Marubeni is a name most people have never heard of, yet this enormous Japanese conglomerate is involved in everything from agriculture to mining to global transportation. One part of its business is designing and building coal-fired generating plants for clients around the world. It also owns and operates several coal facilities. Last week, Marubeni made a major announcement on its website.
A Transition Away From Coal
“Marubeni Corporation recognizes that climate change is a major issue shared by all of humanity. It is a problem that threatens the co-existence of the global environment and society, a problem that has an enormous effect on Marubeni’s business and its shareholders, and a problem that Marubeni believes must be dealt with swiftly. Therefore, as part of Marubeni’s p, romotion of sustainable management, and in order to…fight global climate change, Marubeni has established new business policies regarding its coal-fired power generation business and its renewable energy generation business.
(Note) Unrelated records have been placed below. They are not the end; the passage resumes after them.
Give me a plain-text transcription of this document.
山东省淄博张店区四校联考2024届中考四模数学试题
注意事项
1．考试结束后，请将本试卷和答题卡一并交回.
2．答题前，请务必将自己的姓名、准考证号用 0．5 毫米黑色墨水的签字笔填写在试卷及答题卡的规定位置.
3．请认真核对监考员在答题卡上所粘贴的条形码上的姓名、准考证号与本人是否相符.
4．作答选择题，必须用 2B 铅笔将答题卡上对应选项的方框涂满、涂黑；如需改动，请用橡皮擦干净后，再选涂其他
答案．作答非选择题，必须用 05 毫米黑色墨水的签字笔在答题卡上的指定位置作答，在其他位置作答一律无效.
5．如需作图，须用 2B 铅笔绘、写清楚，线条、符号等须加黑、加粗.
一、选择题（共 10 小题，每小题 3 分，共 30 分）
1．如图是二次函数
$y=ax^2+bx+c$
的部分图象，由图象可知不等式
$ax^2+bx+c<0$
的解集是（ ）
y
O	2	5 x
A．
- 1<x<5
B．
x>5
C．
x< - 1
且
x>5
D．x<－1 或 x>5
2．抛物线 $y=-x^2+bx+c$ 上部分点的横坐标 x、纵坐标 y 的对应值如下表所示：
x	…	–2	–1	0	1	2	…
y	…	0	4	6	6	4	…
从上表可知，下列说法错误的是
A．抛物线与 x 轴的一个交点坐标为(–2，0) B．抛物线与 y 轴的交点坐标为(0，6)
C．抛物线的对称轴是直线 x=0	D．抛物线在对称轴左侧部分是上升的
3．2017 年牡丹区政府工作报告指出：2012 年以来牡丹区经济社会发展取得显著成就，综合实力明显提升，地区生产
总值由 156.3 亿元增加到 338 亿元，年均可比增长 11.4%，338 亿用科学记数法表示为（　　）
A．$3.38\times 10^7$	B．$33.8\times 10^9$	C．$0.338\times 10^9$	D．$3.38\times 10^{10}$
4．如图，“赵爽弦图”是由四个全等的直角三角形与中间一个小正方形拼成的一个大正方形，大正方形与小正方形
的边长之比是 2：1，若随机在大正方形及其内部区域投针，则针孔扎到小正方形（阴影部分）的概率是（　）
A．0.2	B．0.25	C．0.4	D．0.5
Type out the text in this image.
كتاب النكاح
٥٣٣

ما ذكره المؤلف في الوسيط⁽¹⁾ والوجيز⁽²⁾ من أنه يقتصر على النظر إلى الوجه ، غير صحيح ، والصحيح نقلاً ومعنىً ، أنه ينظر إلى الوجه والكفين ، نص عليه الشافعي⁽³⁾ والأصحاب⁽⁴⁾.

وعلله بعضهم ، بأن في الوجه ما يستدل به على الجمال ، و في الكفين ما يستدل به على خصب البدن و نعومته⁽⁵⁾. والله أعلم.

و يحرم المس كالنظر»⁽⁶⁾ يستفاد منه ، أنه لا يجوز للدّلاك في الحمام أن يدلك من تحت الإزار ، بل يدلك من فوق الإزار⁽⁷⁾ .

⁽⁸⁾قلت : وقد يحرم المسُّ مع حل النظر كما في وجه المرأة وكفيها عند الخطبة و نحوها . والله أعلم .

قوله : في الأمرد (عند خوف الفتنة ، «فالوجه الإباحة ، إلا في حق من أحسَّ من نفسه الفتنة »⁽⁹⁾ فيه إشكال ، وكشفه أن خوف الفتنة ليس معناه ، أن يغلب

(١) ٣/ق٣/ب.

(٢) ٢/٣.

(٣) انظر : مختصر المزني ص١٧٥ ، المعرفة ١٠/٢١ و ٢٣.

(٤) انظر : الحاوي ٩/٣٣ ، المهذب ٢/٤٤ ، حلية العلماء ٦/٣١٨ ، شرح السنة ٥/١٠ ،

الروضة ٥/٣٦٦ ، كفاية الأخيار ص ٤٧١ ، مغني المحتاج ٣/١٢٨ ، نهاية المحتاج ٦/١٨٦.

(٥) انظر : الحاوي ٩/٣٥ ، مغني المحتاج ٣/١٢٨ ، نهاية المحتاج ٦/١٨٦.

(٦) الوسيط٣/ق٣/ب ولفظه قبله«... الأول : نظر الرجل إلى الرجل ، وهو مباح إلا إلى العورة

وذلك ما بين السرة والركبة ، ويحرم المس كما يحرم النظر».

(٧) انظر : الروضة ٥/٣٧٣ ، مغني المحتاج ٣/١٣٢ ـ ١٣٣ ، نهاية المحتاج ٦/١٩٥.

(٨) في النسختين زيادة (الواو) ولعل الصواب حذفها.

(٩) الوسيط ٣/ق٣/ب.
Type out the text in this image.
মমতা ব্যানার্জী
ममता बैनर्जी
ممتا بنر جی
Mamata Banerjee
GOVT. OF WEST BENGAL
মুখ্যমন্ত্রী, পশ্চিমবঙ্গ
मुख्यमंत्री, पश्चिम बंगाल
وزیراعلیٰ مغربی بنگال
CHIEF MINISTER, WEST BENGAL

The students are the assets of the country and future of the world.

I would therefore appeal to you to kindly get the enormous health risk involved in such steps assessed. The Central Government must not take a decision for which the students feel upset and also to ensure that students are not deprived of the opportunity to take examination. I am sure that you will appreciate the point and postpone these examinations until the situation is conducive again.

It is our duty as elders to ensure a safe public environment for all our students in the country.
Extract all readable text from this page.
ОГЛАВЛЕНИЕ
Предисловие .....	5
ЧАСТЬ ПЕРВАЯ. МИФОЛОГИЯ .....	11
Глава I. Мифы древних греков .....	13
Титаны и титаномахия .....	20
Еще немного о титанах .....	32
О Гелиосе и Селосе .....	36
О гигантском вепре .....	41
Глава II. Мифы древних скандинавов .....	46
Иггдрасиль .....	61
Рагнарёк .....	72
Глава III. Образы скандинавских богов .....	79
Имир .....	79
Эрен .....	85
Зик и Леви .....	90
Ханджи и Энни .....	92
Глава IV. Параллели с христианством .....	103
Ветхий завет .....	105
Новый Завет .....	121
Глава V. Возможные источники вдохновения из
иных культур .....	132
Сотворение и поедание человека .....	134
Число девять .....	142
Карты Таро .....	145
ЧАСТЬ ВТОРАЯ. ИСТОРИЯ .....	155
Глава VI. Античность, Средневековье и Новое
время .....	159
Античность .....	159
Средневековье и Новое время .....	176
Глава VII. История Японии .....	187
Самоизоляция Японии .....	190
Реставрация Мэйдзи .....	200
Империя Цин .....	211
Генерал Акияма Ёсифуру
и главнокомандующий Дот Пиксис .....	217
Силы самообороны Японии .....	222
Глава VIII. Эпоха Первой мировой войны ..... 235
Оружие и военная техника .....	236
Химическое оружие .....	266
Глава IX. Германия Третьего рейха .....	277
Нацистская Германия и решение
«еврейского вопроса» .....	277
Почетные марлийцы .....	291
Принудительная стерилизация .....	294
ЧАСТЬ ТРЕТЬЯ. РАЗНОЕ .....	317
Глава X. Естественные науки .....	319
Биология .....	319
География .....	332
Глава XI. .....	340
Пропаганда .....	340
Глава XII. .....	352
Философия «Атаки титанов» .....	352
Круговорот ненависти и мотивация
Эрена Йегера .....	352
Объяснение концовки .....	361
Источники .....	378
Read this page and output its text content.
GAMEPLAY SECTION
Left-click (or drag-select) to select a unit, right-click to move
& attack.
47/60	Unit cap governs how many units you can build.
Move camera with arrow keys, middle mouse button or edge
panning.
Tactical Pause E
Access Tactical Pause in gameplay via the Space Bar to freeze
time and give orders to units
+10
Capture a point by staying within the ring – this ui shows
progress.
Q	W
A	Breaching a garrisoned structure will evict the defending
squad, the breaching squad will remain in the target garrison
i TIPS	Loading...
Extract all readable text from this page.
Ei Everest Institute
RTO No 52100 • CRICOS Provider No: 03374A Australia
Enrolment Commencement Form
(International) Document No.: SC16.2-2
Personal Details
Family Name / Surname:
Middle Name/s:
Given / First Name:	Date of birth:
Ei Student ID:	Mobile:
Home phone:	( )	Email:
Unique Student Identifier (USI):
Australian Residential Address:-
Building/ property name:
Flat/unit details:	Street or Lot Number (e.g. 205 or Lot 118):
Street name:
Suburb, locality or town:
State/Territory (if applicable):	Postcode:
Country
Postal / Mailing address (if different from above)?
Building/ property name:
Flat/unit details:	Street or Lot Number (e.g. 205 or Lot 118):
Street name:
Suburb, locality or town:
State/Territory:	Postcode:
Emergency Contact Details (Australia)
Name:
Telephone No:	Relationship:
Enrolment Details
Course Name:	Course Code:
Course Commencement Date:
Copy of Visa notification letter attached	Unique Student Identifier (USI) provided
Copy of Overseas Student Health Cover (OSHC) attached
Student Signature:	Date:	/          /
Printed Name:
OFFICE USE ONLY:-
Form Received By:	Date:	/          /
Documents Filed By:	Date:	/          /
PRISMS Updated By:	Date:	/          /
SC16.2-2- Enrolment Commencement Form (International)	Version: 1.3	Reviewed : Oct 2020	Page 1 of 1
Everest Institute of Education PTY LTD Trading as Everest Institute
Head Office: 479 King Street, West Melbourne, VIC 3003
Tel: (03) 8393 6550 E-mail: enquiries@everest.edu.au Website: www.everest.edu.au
“As a general principle, Marubeni will no longer enter into any new coal-fired power generation business. However, Marubeni might consider pursuing projects that adopt BAT (“Best Available Technology,” which at present is USC — ultra-supercritical steam generating technology.
There’s more to the story. According to Quartz, Marubeni intends to cut its ownership of coal-fired generating facilities by 50% before 2030, citing a report by Japanese financial news source Nikkei (paywall). Tim Buckley of the Institute of Energy Economics and Financial Analysis calls the announcement by Marubeni “one of the biggest breaking stories of 2018 in terms of energy transition [away from fossil fuels].”
The company had plans to build more than 13 GW of new coal generating stations but those plans have now gone into the dumpster. Instead, Marubeni will double its investment in renewable energy from 10% of its energy portfolio to 20%. It is collaborating with Jinko Solar on the largest solar power plant in the Middle East — a 1.17 GW solar farm in Abu Dhabi.
Pressure From Investors
The decision by Marubeni did not happen in a vacuum. Quartz points out that many international investors are putting pressure on coal operators to transition away from coal, among them the Dutch bank ABN Amro, AXA, Generali, Allianz, and SCOR. Japanese banks are reportedly considering doing the same according to a report by IEEFA.
More Needs To Be Done
While the news about Marubeni is welcome, it is far from sufficient to ensure average world temperatures do not increase by more than 2° Celsius. Energy companies in China have nearly 150 GW of new coal capacity in the planning stages and energy companies in India have proposals for another 38 GW of coal-generated electricity. If all those facilities get built, the Earth’s ability to absorb the carbon emissions they create will be exceeded.
The battle against coal is not over, but clearly the tide is turning against it. With the announcement from Marubeni, the likelihood that some of those new coal plants won’t get built has increased. But even if some projects are abandoned, will it be too late for the Earth? “We’ll see,” said the Zen master.